Книги, годы, жизнь. Автобиография советского читателя - [74]
Вспоминая «подпольные» произведения застойных советских лет, дошедшие до массового читателя в 1989 году, не могу не сказать несколько слов о повести Г. Н. Владимова «Верный Руслан». Думается, это лучшее его произведение; во всяком случае, восторженные отзывы были единодушны, и ни одна его вещь не получила, по моим наблюдениям, такого широкого признания. Секрет даже не в том, что каторжное лагерное бытие увидено и показано глазами сторожевой собаки, а в трагедии собачьей души: как стойкую, верную, любящую собачью натуру изуродовал человек-хозяин, в свою очередь изувеченный бесчеловечным устройством общества. Владимовский Руслан оказался намного глубже и трагичнее Бима из давней повести Г. Н. Троепольского; вряд ли стоит сравнивать эти произведения, однако задача у авторов была сходная: изобразить конкретный срез человеческого бытия изнутри чужого, но созданного человеком сознания.

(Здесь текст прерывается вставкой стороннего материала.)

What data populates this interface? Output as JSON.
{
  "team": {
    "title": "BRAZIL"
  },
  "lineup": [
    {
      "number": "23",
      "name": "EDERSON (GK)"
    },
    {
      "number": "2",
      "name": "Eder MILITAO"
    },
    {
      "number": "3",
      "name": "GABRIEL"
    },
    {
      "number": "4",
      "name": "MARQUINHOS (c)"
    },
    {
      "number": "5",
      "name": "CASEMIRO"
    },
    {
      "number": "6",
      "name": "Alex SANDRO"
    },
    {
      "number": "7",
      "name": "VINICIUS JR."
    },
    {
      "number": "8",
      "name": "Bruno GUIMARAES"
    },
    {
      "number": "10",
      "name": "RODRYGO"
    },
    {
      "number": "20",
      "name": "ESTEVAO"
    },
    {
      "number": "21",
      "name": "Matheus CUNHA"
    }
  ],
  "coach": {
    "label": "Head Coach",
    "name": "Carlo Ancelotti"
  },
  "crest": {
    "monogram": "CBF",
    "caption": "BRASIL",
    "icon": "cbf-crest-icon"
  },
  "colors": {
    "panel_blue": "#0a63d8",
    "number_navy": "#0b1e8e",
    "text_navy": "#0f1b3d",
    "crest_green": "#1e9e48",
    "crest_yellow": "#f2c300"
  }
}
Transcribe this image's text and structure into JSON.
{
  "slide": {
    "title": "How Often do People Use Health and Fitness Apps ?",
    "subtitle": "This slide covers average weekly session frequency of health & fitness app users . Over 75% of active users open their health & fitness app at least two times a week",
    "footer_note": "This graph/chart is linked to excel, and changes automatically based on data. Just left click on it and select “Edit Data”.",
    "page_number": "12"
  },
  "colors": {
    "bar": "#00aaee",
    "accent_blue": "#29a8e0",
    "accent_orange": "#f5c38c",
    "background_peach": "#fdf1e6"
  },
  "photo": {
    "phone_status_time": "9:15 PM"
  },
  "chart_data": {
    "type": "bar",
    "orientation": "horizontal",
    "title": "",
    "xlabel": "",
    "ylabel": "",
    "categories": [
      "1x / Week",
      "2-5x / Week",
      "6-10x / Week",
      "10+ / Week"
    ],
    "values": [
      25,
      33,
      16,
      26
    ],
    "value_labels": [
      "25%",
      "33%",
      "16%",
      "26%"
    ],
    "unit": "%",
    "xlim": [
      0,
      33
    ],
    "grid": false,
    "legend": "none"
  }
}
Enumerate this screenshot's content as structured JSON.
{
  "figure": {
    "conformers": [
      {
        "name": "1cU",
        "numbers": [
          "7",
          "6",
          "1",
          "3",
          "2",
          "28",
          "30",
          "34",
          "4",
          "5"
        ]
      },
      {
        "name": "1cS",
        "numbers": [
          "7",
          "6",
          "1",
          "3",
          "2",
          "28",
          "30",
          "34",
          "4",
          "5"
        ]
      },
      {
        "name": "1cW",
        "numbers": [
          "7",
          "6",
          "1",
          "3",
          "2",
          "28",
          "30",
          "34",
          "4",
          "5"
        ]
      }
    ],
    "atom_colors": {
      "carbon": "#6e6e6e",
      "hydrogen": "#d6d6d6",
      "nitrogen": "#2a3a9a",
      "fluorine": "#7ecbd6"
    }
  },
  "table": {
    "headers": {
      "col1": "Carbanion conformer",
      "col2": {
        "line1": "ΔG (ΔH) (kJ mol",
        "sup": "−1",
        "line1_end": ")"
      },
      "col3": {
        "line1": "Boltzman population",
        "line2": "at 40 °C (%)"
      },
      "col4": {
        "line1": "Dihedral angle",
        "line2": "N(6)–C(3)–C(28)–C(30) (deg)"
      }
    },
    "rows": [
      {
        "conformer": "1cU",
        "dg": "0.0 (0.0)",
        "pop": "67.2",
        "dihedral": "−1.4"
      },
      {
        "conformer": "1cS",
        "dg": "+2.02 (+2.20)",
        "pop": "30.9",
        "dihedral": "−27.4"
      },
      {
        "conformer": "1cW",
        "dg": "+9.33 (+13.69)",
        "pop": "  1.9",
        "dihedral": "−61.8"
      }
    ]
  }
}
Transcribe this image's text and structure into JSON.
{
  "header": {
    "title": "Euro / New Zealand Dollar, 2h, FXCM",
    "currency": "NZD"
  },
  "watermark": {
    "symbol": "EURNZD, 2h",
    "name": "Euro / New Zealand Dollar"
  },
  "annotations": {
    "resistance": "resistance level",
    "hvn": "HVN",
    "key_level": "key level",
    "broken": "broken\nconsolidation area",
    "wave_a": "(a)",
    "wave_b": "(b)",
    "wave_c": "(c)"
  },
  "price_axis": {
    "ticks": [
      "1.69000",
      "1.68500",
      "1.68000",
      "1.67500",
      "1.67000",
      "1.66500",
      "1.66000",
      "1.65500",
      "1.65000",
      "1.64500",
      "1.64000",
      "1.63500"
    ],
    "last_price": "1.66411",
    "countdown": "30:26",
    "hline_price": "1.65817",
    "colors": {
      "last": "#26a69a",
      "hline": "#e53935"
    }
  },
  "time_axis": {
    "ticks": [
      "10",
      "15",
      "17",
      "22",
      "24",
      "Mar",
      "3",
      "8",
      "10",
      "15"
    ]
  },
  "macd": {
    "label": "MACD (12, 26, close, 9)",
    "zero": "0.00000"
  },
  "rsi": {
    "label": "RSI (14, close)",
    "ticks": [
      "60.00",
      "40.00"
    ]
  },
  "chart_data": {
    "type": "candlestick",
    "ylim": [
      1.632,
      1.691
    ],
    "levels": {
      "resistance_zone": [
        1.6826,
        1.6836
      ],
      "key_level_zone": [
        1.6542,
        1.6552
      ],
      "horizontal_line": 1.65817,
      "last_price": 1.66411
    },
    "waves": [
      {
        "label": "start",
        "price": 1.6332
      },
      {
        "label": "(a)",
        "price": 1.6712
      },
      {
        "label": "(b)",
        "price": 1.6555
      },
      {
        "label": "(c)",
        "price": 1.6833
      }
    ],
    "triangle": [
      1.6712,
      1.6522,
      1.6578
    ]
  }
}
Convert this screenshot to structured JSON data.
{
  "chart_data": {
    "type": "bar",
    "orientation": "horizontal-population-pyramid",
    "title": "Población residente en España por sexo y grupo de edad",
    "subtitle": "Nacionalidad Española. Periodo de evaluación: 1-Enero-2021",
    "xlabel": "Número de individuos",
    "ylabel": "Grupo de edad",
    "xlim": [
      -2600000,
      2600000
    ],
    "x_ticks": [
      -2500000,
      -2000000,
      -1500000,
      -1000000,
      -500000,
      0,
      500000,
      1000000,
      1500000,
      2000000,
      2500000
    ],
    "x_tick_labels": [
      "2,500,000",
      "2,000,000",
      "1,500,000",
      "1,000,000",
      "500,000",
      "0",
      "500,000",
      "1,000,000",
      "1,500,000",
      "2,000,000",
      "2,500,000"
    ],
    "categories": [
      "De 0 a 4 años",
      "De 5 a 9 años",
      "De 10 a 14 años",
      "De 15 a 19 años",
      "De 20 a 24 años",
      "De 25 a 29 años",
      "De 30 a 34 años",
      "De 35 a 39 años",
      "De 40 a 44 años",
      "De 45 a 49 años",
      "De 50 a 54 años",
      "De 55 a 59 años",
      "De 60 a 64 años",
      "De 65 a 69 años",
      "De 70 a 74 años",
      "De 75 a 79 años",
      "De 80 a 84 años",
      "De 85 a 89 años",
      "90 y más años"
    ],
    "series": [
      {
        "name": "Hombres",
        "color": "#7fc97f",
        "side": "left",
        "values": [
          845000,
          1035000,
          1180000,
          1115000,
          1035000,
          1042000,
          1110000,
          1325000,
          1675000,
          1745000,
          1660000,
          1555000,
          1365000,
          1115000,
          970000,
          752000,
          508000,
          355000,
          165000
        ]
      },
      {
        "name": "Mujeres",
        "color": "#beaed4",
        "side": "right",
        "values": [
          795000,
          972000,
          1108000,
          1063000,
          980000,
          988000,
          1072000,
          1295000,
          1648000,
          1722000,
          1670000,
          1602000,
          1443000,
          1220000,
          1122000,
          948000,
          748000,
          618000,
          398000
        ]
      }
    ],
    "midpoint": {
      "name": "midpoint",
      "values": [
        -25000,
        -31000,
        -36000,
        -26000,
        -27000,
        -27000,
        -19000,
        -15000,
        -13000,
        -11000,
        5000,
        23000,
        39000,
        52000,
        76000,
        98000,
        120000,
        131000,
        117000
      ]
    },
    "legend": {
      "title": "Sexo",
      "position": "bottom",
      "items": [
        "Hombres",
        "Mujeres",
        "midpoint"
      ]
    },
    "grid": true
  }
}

Нынешней молодежи, не заставшей того времени, трудно представить, какими стремительными темпами к концу 1980-х годов нарастало всеобщее разочарование в советском проекте, отвращение к его жестокости, насилию и лжи. Горбачевская гласность не только открыла шлюзы для недоступной ранее информации. Гласность позволила обществу осознать и сформулировать свое разочарование и недовольство, преодолеть глухую апатию к собственному существованию.
И это было общее настроение: от Прибалтики до Владивостока, от Мурманска до Севастополя (сужу по собственным поездкам). Оно убедительно подкреплялось и разжигалось лавинным нарастанием оскорбительного и унизительного всеобщего дефицита, волнениями в национальных окраинах, очевидной растерянностью и непоследовательностью центральной власти.
Отлично помнится путешествие по Эстонии и Латвии летом 1985 года, разговоры с хозяевами квартир, в которых мы останавливались. Удивляла и привлекала их приверженность к собственному, столь отличному от российского, прошлому, спокойное достоинство, не сразу уловимая, но заметная свобода мысли и поведения. И постоянное «вы», «у вас», «ваше» по отношению к русским. Нет, относились к нам хорошо (кстати, во многом из-за того, что мой спутник был евреем), но… с отчетливым холодком.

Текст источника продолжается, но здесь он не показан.